Parsons Green is an intermediate terminating point for both C and D stock trains. Below are the seven sidings explained:
Two sidings north of the station:
One of these is only accessible from the eastbound running line, and can accommodate two D Stock trains or two C Stock trains.
The second is only accessible from the westbound running line.
Five sidings south of the station:
Two sidings are southwest of the station, which are always used when there is a suspension between Parsons Green and Wimbledon, or during moments of service disruption. Accessible from the westbound platform.
Two sidings are southeast of the station, which are also accessible from the westbound platform. Trains are only put into these sidings during weekends of engineering work, and are not preferred to be used during service disruptions. The reason for this is that when trains are stabled in these sidings, they cannot go back into passenger service from Parsons Green. Due to the track layout, when trains from these sidings go back into the eastbound platform, the first carriage will pass the headwall of the eastbound platform, meaning only 5 of the 6 carriages can fit into the platform.
There is a siding adjacent to the westbound platform, which can only fit a C Stock train. The siding is only accessible from the easternmost of the above sidings.

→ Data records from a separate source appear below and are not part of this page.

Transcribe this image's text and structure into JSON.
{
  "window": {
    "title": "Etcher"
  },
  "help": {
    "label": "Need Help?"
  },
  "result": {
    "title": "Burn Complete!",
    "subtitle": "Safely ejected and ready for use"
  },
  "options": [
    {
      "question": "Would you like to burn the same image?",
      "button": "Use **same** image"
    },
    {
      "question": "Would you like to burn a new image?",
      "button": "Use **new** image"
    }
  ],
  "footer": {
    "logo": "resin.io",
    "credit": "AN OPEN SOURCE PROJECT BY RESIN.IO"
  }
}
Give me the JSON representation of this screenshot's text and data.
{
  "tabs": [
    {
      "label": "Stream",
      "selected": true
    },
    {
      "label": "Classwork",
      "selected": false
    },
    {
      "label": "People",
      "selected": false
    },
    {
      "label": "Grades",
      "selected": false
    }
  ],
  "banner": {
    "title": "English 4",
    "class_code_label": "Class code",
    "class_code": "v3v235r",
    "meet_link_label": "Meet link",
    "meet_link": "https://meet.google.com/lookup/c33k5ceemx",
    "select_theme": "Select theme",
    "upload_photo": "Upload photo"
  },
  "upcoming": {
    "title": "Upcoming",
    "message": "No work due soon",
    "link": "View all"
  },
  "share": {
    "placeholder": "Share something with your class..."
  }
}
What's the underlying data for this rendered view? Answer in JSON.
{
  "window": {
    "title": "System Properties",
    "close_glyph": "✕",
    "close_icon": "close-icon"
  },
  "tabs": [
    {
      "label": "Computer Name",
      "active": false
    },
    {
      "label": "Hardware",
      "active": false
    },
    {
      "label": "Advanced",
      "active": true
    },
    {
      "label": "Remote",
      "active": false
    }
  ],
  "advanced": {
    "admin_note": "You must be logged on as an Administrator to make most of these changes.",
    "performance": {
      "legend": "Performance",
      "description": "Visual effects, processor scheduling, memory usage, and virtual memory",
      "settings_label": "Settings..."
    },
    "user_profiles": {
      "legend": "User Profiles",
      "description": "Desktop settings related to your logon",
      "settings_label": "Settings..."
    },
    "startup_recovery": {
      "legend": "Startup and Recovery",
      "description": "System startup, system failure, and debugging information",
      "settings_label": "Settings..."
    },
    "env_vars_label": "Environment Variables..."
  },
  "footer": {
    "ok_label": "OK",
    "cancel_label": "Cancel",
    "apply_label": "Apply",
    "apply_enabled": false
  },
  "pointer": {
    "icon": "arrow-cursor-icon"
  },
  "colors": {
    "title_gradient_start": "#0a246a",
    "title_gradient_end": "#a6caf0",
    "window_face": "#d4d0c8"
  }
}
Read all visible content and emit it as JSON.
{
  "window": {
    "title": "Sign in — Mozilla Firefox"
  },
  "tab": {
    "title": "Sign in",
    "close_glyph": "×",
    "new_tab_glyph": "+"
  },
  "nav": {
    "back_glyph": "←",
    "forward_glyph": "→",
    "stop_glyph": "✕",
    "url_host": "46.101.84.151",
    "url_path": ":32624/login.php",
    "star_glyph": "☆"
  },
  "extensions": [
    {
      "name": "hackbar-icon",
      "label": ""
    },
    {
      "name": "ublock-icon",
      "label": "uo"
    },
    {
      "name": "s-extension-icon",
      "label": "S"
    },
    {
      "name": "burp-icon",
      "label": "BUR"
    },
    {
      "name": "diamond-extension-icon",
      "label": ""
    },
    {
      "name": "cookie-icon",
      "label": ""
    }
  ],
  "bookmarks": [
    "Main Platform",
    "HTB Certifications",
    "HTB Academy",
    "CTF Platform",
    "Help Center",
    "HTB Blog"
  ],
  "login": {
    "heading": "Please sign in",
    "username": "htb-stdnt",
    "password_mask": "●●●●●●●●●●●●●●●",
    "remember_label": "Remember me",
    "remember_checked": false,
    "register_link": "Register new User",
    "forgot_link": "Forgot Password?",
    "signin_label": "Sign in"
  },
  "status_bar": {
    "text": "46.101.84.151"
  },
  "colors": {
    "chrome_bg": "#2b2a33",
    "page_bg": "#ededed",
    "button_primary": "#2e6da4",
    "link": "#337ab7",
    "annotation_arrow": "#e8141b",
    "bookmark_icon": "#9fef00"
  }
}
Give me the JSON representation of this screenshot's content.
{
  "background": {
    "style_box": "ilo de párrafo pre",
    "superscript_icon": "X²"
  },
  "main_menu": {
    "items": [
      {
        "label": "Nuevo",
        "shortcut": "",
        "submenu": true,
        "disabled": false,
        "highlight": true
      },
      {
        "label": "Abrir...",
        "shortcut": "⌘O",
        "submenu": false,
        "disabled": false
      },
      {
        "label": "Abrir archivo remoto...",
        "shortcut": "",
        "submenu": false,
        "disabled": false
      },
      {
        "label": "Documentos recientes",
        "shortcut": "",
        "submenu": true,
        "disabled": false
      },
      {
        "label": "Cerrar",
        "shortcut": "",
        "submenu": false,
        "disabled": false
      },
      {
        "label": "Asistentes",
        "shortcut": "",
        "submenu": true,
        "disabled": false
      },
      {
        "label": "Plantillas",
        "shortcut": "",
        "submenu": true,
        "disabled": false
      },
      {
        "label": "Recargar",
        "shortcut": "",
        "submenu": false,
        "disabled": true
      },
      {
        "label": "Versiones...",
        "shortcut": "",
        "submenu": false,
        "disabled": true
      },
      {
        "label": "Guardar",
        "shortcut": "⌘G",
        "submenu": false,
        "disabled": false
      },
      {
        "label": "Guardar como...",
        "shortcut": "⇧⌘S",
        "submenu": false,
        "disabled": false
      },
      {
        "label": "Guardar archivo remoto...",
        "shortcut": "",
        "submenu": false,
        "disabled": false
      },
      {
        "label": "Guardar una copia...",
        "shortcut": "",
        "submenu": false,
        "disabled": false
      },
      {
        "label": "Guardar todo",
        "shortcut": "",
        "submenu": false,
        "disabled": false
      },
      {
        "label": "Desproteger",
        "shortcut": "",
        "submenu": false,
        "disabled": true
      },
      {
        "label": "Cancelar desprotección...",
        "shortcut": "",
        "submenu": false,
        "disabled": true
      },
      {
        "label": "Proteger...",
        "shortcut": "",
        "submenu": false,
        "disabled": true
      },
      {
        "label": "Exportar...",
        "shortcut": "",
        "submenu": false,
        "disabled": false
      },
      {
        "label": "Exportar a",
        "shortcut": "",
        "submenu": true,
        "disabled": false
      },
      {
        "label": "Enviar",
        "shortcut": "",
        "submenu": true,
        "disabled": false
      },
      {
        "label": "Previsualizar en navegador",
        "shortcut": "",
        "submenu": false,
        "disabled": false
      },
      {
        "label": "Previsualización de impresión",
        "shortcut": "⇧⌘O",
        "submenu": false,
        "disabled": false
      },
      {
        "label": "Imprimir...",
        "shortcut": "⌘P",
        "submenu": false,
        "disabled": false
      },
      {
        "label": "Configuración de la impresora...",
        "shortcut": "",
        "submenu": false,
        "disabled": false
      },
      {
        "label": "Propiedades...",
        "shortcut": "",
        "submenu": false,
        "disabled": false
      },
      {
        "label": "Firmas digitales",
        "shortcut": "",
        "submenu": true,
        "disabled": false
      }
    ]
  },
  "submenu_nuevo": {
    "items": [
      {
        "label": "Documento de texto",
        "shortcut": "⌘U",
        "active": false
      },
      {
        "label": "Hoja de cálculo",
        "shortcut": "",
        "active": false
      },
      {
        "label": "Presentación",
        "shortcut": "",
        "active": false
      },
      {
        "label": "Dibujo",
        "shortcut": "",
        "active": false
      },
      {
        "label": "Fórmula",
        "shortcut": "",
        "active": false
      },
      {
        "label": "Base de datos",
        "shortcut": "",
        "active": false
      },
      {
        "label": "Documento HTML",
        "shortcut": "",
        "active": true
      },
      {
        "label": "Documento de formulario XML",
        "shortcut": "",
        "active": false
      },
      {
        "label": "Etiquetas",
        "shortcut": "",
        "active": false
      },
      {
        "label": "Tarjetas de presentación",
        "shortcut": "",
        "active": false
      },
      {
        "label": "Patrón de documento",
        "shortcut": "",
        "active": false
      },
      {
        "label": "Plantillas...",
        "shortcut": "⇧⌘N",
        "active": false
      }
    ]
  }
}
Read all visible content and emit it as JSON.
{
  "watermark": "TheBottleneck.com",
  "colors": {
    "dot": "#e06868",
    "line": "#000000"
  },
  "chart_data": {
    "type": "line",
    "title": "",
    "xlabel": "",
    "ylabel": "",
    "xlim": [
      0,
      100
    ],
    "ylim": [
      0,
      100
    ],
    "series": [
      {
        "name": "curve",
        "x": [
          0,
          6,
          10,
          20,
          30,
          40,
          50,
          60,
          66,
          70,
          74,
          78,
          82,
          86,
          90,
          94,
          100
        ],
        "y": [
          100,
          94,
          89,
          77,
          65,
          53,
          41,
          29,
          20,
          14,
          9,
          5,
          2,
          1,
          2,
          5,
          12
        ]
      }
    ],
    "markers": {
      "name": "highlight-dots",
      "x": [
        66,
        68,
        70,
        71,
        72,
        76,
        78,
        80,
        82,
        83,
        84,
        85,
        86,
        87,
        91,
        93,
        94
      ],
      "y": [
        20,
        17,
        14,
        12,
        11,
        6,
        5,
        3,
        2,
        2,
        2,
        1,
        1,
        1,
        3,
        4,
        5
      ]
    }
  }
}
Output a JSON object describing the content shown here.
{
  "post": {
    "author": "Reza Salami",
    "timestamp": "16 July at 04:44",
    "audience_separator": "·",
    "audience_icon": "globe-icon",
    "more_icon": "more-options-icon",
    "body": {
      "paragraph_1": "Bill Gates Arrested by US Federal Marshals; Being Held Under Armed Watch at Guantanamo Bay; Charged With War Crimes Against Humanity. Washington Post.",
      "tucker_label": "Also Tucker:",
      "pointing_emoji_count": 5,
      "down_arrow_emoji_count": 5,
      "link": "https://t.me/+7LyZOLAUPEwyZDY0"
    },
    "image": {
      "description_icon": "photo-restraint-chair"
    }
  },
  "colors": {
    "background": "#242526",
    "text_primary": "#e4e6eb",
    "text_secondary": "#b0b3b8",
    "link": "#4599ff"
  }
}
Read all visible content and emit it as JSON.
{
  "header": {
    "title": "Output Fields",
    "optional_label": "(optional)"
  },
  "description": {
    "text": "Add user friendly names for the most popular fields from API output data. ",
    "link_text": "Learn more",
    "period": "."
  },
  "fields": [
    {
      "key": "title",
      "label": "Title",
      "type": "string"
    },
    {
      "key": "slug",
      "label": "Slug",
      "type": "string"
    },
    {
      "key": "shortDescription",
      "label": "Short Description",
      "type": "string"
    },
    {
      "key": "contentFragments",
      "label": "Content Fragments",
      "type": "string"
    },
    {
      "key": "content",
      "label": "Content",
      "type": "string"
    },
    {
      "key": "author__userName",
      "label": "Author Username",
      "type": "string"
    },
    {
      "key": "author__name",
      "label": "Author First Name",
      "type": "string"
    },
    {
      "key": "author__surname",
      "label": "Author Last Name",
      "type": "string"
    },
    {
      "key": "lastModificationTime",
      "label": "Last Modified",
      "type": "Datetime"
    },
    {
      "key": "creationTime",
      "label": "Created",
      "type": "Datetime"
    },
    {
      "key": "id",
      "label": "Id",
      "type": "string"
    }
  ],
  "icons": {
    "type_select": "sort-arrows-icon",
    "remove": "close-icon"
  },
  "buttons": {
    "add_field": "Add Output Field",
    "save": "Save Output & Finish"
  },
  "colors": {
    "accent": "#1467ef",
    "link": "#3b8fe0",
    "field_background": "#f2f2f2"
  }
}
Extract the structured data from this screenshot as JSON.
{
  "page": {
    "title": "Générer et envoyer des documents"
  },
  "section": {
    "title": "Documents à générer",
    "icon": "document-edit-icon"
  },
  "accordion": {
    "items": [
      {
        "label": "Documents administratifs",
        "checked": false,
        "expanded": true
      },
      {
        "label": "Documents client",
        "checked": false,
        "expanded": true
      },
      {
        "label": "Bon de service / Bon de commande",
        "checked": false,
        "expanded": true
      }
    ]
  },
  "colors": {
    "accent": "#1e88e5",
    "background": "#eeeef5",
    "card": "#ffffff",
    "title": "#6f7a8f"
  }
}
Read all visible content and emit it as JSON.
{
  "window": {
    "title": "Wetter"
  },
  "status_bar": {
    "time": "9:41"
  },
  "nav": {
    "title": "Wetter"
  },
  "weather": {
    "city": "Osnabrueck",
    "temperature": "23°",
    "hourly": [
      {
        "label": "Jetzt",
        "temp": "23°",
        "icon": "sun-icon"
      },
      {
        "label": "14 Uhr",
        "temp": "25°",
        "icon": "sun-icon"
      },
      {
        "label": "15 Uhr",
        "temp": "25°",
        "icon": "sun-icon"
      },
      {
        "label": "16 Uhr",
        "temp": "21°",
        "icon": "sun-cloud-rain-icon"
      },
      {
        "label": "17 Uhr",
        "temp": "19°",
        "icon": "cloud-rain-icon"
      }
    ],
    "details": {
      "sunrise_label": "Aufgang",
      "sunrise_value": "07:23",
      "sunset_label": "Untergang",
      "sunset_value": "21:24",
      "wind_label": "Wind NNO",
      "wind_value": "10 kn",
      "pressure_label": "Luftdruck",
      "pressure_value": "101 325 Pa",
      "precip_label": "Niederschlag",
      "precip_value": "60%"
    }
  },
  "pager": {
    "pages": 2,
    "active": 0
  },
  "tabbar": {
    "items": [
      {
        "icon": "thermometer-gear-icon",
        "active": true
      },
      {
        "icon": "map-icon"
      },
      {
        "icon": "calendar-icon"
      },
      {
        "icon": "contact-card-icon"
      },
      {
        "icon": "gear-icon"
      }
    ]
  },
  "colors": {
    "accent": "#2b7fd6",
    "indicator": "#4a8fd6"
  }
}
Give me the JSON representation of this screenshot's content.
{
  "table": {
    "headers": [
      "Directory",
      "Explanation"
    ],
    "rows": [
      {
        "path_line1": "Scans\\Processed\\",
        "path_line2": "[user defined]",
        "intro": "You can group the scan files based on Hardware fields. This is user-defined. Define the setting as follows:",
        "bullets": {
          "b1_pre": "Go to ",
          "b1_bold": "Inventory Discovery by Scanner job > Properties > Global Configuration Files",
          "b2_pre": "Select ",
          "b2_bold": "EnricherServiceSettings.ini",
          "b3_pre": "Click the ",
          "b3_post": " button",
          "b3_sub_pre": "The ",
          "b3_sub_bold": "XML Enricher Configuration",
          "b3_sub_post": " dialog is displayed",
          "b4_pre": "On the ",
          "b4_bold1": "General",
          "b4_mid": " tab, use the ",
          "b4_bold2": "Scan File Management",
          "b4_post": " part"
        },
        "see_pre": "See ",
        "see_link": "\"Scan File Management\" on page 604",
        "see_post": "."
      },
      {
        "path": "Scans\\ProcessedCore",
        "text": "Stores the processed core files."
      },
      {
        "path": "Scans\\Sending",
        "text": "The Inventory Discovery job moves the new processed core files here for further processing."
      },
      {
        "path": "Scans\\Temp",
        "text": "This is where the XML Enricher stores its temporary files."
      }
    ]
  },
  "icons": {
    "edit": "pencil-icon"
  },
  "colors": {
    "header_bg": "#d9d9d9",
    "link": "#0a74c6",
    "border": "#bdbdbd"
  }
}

Designed by a Mr Clemence under the supervision of John Wolfe-Barry the station was opened on 1 March 1880 when the District Railway (DR, now the District line) extended its line south from West Brompton to Putney Bridge.
North of the station, the line would of branch off into a new tunneled section that could carry it into Victoria station, via a new station on the Kings Road, Chelsea station. Crossrail 2 will be built to National Rail standards and will go to Wimbledon via Clapham Junction instead. The route was safeguarded in 1991 and again in 2007.